DeLay thinks the projected crowds scared away some locals from venturing into downtown.
“I think we need to make sure all our local patrons know there is parking, and it’s still a viable place to come even in the middle of the festival.”
“It was definitely quieter than usual,” said Randy Bowman of Napa Valley Wine & Cigar. Whereas Bowman and his wife, Carrie Bowman, worried BottleRockers would want to park in their lot, “we had no issues with parking whatsoever,” Bowman said.
“The biggest issue for us was there weren’t the usual tourists in town,” he said. Less than a dozen BottleRockers visited their business during the festival, he estimated. “We weren’t sure what to expect or whether we’d get a big influx or not.” The response “was a bit disappointing.”

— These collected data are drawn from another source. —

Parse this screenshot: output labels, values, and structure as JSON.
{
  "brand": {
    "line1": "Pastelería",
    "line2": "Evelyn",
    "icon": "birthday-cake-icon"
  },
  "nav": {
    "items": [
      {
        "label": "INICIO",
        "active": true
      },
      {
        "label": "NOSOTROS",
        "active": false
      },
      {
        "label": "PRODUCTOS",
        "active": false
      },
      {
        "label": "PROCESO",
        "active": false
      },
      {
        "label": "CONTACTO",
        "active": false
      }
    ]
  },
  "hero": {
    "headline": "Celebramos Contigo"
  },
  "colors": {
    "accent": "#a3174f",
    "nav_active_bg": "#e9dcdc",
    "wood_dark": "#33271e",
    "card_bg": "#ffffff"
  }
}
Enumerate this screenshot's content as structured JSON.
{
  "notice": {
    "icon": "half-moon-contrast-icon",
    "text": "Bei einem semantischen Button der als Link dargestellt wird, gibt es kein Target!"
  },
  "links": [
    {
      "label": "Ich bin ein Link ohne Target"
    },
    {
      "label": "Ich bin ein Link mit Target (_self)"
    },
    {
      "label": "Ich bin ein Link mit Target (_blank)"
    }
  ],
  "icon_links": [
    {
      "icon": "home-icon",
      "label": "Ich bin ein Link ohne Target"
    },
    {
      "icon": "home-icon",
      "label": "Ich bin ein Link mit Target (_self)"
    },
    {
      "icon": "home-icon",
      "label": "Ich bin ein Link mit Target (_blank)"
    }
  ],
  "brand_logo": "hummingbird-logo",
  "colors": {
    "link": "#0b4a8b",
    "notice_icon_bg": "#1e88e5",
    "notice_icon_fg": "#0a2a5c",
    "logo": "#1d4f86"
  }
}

John Prittie, owner of Beau Fleurs Flower Company on Silverado Trail, had also been concerned about BottleRockers parking at his business, as well as Silverado Trail closures. “It was such an unknown as to what was going to happen,” he said. As it turned out, “we didn’t experience any problems. It was a piece of cake.”
No one tried to park at his business on Silverado Trail, and there was no back-up of traffic near his entrance.
He does think that BottleRock impacted Mother’s Day business in general. “I think some people may have thought, ‘Let’s not send flowers because it’s going to be hard to get them delivered,’” Prittie said.
Overall, “We’re very happy with how everything went. The only real downside is we had to work the whole time and didn’t get to go to BottleRock,” he said.